Riguardo al primo profilo, la disposizione specifica che, per disciplinare l’esercizio del controllo analogo nell’ambito degli strumenti propri del diritto societario, si possono introdurre deroghe statutarie al principio di autonomia della gestione societaria da parte degli amministratori nella s.p.a., mentre nel caso di s.r.l. si possono attribuire particolari diritti ai soci sulla base dell’art. 2480 del codice civile.

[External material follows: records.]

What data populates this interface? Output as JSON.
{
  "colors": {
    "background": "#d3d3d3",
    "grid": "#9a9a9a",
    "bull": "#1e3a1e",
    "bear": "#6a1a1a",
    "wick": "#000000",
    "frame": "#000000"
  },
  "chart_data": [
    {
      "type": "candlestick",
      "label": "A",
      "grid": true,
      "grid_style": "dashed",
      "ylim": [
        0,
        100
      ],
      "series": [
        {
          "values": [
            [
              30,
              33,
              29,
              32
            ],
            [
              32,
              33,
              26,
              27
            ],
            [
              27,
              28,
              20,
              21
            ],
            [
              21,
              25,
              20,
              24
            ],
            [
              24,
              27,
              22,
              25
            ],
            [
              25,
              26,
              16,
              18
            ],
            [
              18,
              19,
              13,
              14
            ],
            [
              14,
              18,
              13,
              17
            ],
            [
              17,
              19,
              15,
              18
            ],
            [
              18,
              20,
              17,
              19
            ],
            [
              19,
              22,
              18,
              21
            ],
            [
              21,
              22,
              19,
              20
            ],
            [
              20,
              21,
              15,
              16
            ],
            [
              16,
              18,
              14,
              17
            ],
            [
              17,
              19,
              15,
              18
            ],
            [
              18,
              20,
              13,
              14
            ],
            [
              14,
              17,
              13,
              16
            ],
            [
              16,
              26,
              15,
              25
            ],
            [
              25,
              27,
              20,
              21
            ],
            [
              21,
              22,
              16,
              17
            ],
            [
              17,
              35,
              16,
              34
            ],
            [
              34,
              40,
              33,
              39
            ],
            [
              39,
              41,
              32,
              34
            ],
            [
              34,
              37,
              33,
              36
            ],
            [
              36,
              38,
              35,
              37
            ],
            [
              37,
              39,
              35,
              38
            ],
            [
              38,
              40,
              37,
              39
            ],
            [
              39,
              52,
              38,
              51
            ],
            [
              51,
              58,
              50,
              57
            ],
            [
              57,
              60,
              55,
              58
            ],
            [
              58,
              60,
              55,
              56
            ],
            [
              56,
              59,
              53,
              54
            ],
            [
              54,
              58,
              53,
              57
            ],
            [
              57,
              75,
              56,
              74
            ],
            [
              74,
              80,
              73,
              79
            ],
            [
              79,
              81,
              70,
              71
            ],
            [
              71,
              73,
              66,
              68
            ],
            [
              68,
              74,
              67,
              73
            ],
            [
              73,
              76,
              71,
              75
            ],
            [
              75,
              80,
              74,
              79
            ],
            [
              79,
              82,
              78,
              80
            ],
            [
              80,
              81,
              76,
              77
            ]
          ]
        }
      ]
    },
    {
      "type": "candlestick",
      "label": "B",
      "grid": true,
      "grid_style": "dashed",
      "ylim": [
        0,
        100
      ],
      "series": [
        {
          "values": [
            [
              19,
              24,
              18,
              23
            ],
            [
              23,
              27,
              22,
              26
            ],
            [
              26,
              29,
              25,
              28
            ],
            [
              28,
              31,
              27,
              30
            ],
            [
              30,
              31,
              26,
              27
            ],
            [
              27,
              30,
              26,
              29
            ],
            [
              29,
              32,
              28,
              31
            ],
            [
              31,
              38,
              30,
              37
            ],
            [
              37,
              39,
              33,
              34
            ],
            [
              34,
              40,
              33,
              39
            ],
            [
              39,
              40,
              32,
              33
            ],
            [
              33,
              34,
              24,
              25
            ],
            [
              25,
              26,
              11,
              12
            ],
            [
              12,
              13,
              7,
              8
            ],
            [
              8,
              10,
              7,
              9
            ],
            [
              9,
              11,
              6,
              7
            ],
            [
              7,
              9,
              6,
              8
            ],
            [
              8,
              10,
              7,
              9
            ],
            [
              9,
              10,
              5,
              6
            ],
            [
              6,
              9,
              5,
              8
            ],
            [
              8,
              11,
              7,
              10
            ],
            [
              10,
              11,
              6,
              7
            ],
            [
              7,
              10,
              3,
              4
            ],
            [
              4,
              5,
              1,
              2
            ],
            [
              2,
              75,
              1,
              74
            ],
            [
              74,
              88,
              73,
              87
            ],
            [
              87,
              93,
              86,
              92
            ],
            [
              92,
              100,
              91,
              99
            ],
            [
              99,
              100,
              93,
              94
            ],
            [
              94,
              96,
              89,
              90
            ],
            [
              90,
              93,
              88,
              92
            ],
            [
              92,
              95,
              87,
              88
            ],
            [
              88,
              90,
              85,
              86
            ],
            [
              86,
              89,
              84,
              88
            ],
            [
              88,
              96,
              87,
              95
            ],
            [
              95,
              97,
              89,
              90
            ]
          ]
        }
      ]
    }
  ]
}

Per soddisfare i requisiti del controllo analogo, si possono inoltre porre in essere patti parasociali di durata anche superiore ai cinque anni imposti ordinariamente.
Per quanto concerne il limite dello svolgimento di almeno l’80% dell’attività a favore dell’amministrazione controllante (soglia calcolata sul fatturato e da inserire nello statuto societario), il testo unico introduce, da un lato, una deroga alla soglia stabilita a livello europeo, purché giustificata dalla finalità di conseguire «economie di scala o altri recuperi di efficienza sul complesso dell’attività principale» e, dall’altro, la possibilità di sanare l’irregolarità in caso di mancato rispetto della stessa soglia, attraverso la soluzione dei contratti che determinano la violazione o la rinuncia agli affidamenti diretti in house. Nessuna delle possibilità descritte è prevista dalle direttive sui contratti pubblici: la scelta del legislatore italiano non sembra dunque del tutto immuni da rilievi relativi alla compatibilità con il diritto europeo.
Un’altra previsione importante contenuta nel testo unico riguarda il limite al tipo di attività che può essere esercitata da una società in house: gli oggetti sociali ammessi in via esclusiva (ed eventualmente anche cumulativa) sono infatti l’esercizio di un servizio di interesse generale, la progettazione e realizzazione di un’opera pubblica, l’erogazione di servizi strumentali o di servizi di committenza (art. 4, comma 4 del testo unico).
- Le linee guida dell’ANAC sull’elenco degli affidamenti in house
Come anticipato sopra, una delle novità significative relative alla disciplina in materia di affidamenti in house riguarda la costituzione, a cura dell’ANAC, di un elenco degli enti che si servono di tale strumento. La disciplina specifica di tale elenco è contenuta nelle “linee guida n. 7 di attuazione del d.lgs. 18 aprile 2016, n. 50”, approvate lo scorso settembre nella versione aggiornata rispetto alle modifiche intervenute sul codice dei contratti pubblici.
Dal testo delle linee guida sembra di comprendere che l’elenco riguarderà gli affidamenti nei confronti di qualsiasi «organismo» in house (e non solo quindi nei confronti delle società, come sembra prescrivere la lettera dell’art. 192, richiamato nel titolo delle linee guida stesse).
Le linee guida contengono le indicazioni procedurali per l’iscrizione all’elenco, soffermandosi per prima cosa sulle informazioni che devono essere incluse all’interno della domanda di accesso, la quale, in caso di controllo congiunto su uno stesso organismo, deve essere unica per tutti gli enti partecipanti.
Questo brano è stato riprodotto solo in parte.